Bestuurders die weten dat hun administratie technische fouten bevat zonder daar iets aan te doen, riskeren aansprakelijk te worden gesteld.
Een bv heeft een deel van de maanden augustus 2012 en mei tot en met november 2013 aangiften loonheffingen ingediend, maar de verschuldigde bedragen niet betaald. Daarop legt de Belastingdienst deze bv naheffingsaanslagen loonheffingen op, die deels onbetaald blijven. Daarnaast blijkt tijdens een onderzoek dat de bv over de jaren 2012 en 2013 per saldo omzetbelasting was verschuldigd terwijl zij over beide jaren om een teruggaaf heeft verzocht. De inspecteur legt de bv daarom naheffingsaanslagen btw op, die eveneens onbetaald blijven. Nadat de bv uiteindelijk failliet gaat, stelt de ontvanger van de belastingen de bestuurders van de bv aansprakelijk voor de onbetaalde belastingschulden. De bestuurders gaan in beroep tegen deze aansprakelijkstelling. Rechtbank Gelderland stelt hen gedeeltelijk in het gelijk.

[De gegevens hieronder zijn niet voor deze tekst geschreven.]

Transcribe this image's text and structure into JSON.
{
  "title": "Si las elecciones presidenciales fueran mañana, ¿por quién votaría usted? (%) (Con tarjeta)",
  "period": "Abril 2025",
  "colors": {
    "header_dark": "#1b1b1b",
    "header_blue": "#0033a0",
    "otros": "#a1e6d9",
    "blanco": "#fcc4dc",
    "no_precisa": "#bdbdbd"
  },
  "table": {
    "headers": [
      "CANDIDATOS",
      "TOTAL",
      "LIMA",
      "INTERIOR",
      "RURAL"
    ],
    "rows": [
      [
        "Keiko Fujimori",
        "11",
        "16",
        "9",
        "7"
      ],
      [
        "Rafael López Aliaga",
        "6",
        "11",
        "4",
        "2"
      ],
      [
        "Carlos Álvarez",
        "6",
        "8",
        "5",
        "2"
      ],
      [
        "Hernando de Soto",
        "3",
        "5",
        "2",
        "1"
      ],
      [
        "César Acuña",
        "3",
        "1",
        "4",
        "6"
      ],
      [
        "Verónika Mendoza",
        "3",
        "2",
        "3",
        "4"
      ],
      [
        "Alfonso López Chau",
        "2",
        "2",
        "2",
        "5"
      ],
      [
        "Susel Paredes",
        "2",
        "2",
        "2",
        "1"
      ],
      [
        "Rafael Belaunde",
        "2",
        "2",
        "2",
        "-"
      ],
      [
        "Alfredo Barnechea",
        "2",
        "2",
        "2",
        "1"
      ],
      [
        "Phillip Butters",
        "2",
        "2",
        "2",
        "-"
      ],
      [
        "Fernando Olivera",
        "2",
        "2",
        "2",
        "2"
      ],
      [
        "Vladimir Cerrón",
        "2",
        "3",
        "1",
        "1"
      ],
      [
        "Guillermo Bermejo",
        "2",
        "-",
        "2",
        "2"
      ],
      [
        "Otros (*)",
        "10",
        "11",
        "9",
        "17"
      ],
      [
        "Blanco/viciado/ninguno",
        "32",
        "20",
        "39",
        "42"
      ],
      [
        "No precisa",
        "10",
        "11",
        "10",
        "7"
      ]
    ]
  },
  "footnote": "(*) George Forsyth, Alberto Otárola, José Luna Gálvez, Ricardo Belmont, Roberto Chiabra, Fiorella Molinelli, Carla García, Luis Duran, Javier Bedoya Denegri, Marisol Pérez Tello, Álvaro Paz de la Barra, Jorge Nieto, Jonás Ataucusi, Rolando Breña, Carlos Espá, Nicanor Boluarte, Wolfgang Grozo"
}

Terechte aansprakelijkstelling voor omzetbelastingschulden
Tijdens de zitting blijkt dat de bv als gevolg van technische fouten in haar administratieve organisatie ten onrechte om btw-teruggaven heeft gevraagd. De bestuurders moeten daarvan op de hoogte zijn geweest. Door niet in te grijpen in de administratie hebben de bestuurders grove schuld aan het te weinig betalen van omzetbelasting. Dit betekent dat geen rechtsgeldige melding van betalingsonmacht mogelijk is. Het uitblijven van deze melding van betalingsonmacht is ook toe te rekenen aan de bestuurders. De rechtbank oordeelt daarom dat de bestuurders in principe terecht aansprakelijk zijn gesteld voor wat betreft de omzetbelastingschulden van de bv. De bestuurders maken echter wel aannemelijk dat de fiscus de omzetbelastingschulden op een te hoog bedrag heeft vastgesteld. De rechtbank verlaagt daarom het bedrag van de aansprakelijkstelling.
Niet aansprakelijk voor loonbelastingschulden
Vervolgens oordeelt de rechtbank dat de bestuurders ten onrechte aansprakelijk zijn gesteld voor de loonbelastingschulden. De betalingsonmacht ten aanzien van de loonheffingen was namelijk tijdig bekend bij de fiscus. Bovendien zeggen de gebreken in de btw-administratie niets over de verschuldigde loonheffingen. De ontvanger maakt niet aannemelijk dat het niet betalen van de loonheffingen is te wijten aan onbehoorlijk bestuur. Daarom vernietigt de rechtbank de aansprakelijkstelling voor zover deze ziet op de loonheffingen.